Un autre exemple de tentative de renforcement des relations économiques est le Partenariat transpacifique, ou TPP, un projet d’accord commercial entre les États-Unis et l’Australie, le Brunei, le Canada, le Chili, le Japon, la Malaisie, le Mexique, la Nouvelle-Zélande, le Pérou, Singapour et le Viêt Nam.

Rédigé en 2015, l’accord a fait l’objet de vives critiques de la part des deux parties, ce qui a conduit à sa disparition.

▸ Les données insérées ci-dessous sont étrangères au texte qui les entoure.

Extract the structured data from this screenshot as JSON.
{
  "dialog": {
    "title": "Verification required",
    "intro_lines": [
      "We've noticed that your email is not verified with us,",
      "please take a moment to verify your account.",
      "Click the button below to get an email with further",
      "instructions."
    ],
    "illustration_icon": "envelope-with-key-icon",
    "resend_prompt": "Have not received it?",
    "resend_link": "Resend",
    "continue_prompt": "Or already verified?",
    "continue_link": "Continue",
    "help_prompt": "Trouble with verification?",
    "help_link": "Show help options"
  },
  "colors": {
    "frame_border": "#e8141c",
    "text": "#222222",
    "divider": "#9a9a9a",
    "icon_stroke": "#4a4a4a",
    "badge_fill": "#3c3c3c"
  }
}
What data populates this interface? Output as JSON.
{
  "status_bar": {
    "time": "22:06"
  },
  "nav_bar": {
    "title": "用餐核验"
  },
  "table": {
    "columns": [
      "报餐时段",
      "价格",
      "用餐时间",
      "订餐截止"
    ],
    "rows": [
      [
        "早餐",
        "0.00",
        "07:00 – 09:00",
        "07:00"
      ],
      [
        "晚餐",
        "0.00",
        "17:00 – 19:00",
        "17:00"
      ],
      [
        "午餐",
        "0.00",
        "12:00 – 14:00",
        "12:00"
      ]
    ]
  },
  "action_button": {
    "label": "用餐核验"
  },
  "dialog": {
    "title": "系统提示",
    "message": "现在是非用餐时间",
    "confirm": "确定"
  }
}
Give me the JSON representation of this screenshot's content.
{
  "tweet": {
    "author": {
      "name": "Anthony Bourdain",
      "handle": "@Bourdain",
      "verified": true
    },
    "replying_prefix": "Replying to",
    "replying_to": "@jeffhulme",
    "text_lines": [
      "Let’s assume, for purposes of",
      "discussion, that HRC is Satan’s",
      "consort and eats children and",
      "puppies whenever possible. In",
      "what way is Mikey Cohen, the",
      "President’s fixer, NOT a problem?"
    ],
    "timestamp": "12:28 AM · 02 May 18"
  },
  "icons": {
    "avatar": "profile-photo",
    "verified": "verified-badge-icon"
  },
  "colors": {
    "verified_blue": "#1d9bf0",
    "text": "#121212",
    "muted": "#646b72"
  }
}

“Cet accord commercial constituait une étape stratégique majeure pour tenter de créer une architecture de connectivité dans les pays riverains du Pacifique par le biais d’actions économiques et commerciales”, a déclaré M. Rubin. “Cela réduit l’incitation des pays à conclure des accords avec la Chine parce qu’ils risquent d’être pénalisés en raison de l’existence d’alternatives positives.

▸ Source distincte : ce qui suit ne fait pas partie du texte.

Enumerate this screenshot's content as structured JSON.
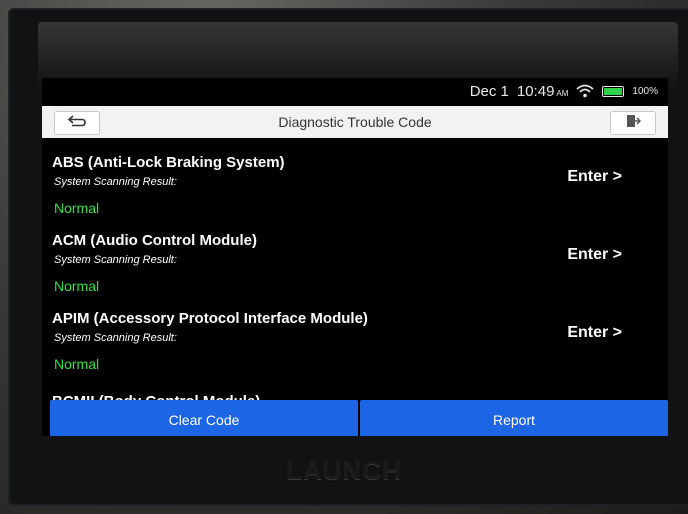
{
  "status": {
    "date": "Dec 1",
    "time": "10:49",
    "ampm": "AM",
    "battery_percent": "100%",
    "battery_level": 1.0
  },
  "header": {
    "title": "Diagnostic Trouble Code"
  },
  "systems": [
    {
      "name": "ABS (Anti-Lock Braking System)",
      "subtitle": "System Scanning Result:",
      "status": "Normal",
      "action": "Enter >"
    },
    {
      "name": "ACM (Audio Control Module)",
      "subtitle": "System Scanning Result:",
      "status": "Normal",
      "action": "Enter >"
    },
    {
      "name": "APIM (Accessory Protocol Interface Module)",
      "subtitle": "System Scanning Result:",
      "status": "Normal",
      "action": "Enter >"
    }
  ],
  "partial_item": "BCMII (Body Control Module)",
  "footer": {
    "clear_label": "Clear Code",
    "report_label": "Report"
  },
  "device": {
    "brand": "LAUNCH"
  },
  "colors": {
    "accent": "#1c66e6",
    "status_ok": "#33e040"
  },
  "icons": {
    "back": "back-arrow-icon",
    "exit": "exit-icon",
    "wifi": "wifi-icon",
    "battery": "battery-icon"
  }
}
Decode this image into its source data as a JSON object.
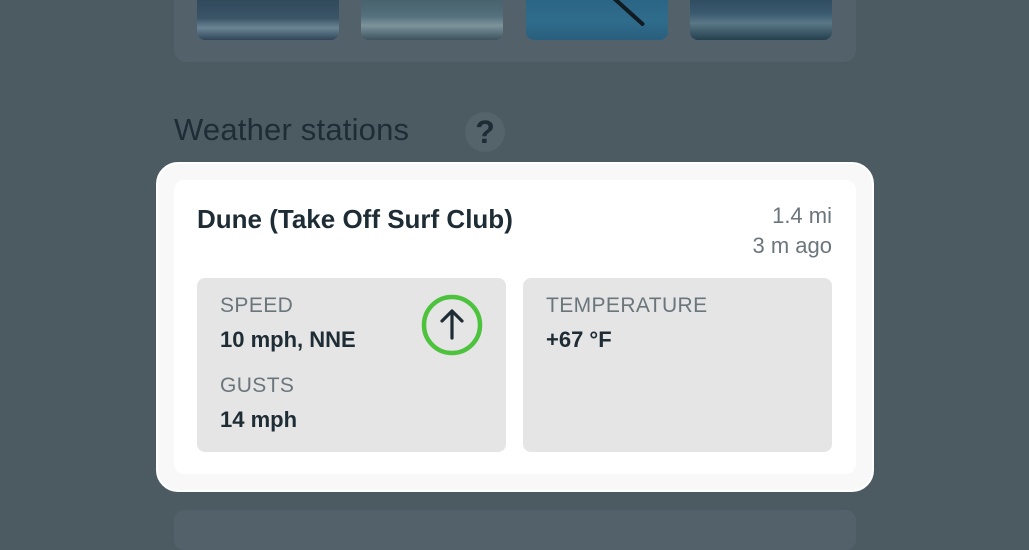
{
  "section": {
    "title": "Weather stations",
    "help_icon": "?"
  },
  "station": {
    "name": "Dune (Take Off Surf Club)",
    "distance": "1.4 mi",
    "updated": "3 m ago",
    "speed_label": "SPEED",
    "speed_value": "10 mph, NNE",
    "gusts_label": "GUSTS",
    "gusts_value": "14 mph",
    "temperature_label": "TEMPERATURE",
    "temperature_value": "+67 °F",
    "wind_direction_icon": "arrow-up-icon",
    "accent_color": "#4cc23d"
  }
}
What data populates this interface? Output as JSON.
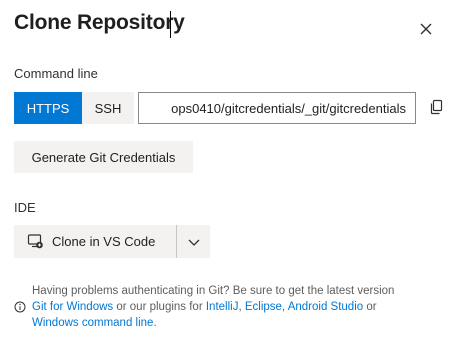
{
  "dialog": {
    "title": "Clone Repository"
  },
  "command_line": {
    "label": "Command line",
    "protocols": [
      "HTTPS",
      "SSH"
    ],
    "selected_protocol": "HTTPS",
    "url_value": "ops0410/gitcredentials/_git/gitcredentials",
    "generate_button": "Generate Git Credentials"
  },
  "ide": {
    "label": "IDE",
    "clone_button": "Clone in VS Code"
  },
  "help": {
    "text_1": "Having problems authenticating in Git? Be sure to get the latest version",
    "link_git_windows": "Git for Windows",
    "text_2": " or our plugins for ",
    "link_intellij": "IntelliJ",
    "text_3": ", ",
    "link_eclipse": "Eclipse",
    "text_4": ", ",
    "link_android_studio": "Android Studio",
    "text_5": " or ",
    "link_windows_cmd": "Windows command line",
    "text_6": "."
  },
  "colors": {
    "accent": "#0078d4",
    "button_bg": "#f3f2f1",
    "border": "#8a8886",
    "muted_text": "#605e5c"
  },
  "icons": {
    "close": "close-icon",
    "copy": "copy-icon",
    "vscode": "vscode-icon",
    "dropdown": "chevron-down-icon",
    "info": "info-icon"
  }
}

Bien que M. Rubin ait fait remarquer qu’il était peu probable qu’un accord commercial similaire se concrétise à nouveau dans un avenir proche, il a affirmé que tout effort mené par les États-Unis pour promouvoir des accords régionaux qui “relient” les pays les rend moins susceptibles de se tourner vers la Chine et plus enclins à dépendre les uns des autres.

Chinese Navy

Une flotte de la marine chinoise en partance pour la Russie. (LiLi Yun/Xinhua via Getty Images)

Il faut aussi, franchement, accroître notre aide au développement et notre soutien“, a déclaré M. Rubin. “Nous avons plusieurs grandes agences, appelées agences de crédit à l’exportation – EXIM Bank, Development Finance Corporation, Trade Development Agency ainsi que l’USAID – et nous les renforçons pour nous donner plus d’outils afin d’envoyer nos entreprises dans ces pays, nos investisseurs, notre secteur privé, par l’intermédiaire du ministère du commerce, pour qu’ils s’engagent dans des accords de commerce et d’investissement afin que les affaires soient ouvertes avec les États-Unis.

M. Rubin a précisé que l’investissement dans la défense était également important pour dissuader la Chine et rassurer les alliés en Asie quant à l’engagement des États-Unis en faveur de leur sécurité, mais que la défense n’était qu’un des piliers qui contribueraient à l’objectif à long terme de réduire les ambitions chinoises.

“La Chine joue sur le long terme. La Chine y pense depuis des décennies, et elle y pense encore pendant des décennies”, a déclaré M. Rubin, ajoutant que la stratégie américaine devrait consister à répondre en pensant à autre chose qu’aux dépenses de défense.

“Il ne s’agit pas d’un compromis, comme l’un ou l’autre. On devrait, on pourrait et on devrait faire les deux”, a déclaré M. Rubin. “La dernière chose que l’on souhaite, c’est une guerre, n’est-ce pas ? Nous devons donc renforcer la confiance.